Source for http://onetricks.net
A web application displaying a list of high ELO one trick ponies in League of Legends, using kayn.
Status: WIP
The master
branch is not necessarily indicative of its current state in release.
In the future, there will be a CHANGELOG for production releases.
Note that this codebase is also very old, and my main goal now that I finished building up some stats is to clean up the code.
make run # docker-compose up --build
# Make sure that you're pointing to your own droplet IP address!
sudo make prep-digital-ocean
In DigitalOcean console:
# Make sure that you fill out the docker-compose.prod.yml file!
sudo make run-prod
yarn build && yarn deploy
This web application is now comprised of 5 components:
- Site API (stats, one tricks)
- React Client in ReasonML that is deployed to surge.sh
- MongoDB (via mlab) for storing One Tricks and Stats
- Redis (via redislabs) for caching Riot League of Legends API requests as well as my own site API calls in production. node-lru-cache or Redis can be used for development caching
- AWS S3/CloudFlare for asset caching
The scripts build up two important datasets (currently you can run them by just uncommenting the respective index.js main function calls):
- Statistics
- One Tricks
There are two problems with this web application right now:
Firstly, the stats-building service isn't autonomous, but I hope to change that soon. This should be isolated from onetricks.net which can essentially just be a static website.

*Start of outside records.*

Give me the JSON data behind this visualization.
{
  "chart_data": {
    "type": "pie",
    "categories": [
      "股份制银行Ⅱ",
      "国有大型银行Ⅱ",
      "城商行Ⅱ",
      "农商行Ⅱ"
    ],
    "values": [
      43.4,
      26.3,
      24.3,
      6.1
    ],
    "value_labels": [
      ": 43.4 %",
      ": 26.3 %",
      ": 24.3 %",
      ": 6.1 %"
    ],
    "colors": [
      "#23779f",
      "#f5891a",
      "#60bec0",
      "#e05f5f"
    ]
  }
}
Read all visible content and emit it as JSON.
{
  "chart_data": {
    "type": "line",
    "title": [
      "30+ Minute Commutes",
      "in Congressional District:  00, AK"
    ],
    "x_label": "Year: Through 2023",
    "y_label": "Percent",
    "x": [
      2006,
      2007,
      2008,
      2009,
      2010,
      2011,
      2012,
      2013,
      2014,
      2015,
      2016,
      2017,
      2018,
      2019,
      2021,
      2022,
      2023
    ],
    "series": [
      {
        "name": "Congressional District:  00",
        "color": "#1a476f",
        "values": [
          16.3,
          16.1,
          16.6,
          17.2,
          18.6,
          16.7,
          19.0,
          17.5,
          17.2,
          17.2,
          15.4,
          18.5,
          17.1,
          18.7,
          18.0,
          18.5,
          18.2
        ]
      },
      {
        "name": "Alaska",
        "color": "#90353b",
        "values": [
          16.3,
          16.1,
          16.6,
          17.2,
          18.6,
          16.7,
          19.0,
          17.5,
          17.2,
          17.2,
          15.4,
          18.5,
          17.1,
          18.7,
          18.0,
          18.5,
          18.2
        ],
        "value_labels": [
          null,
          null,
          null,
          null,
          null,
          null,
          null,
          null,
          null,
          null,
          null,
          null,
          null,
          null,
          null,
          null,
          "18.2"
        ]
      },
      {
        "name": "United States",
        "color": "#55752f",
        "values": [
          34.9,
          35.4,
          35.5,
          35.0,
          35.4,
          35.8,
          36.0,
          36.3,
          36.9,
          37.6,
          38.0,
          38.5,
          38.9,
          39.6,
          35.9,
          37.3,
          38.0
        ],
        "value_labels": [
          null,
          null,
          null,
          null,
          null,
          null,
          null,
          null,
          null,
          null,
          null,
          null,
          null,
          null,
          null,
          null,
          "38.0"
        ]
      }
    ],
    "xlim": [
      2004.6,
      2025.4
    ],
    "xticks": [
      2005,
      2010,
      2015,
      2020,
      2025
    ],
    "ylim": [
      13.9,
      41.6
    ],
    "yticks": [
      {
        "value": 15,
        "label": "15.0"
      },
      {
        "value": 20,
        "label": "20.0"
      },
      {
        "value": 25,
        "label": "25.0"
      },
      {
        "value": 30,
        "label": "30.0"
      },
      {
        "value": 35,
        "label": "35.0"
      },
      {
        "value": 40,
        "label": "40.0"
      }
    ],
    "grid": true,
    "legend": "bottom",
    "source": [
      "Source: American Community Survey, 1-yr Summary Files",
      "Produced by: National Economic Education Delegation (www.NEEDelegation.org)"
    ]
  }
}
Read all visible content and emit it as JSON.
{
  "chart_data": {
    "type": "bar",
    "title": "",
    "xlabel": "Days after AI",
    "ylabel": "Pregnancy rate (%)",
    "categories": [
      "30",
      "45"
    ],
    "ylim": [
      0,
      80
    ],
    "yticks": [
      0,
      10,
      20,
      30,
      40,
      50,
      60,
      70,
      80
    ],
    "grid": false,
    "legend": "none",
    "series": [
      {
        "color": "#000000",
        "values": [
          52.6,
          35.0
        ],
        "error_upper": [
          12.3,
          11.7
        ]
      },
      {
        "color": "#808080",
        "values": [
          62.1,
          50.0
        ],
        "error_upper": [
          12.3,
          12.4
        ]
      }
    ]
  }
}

Secondly, the One Tricks algorithm isn't an algorithm. It simply just determines the highest played champion of a player, and then just checks if the number of games on that champion is >= {some percentage} of the player's total games.
So basically grade school division.
However, I found that this heuristic only really worked well when there are accurate stats (only then did 45% worked really well). This can also be outdated because a player may have switched to one trick a different champion recently.
I used my eyes to judge the results and overall, it seemed fine (I used to be a Challenger player for multiple seasons).
As of April 2018, I'm planning to add a match history checker to confirm that the player still plays the champion that is their overall most played.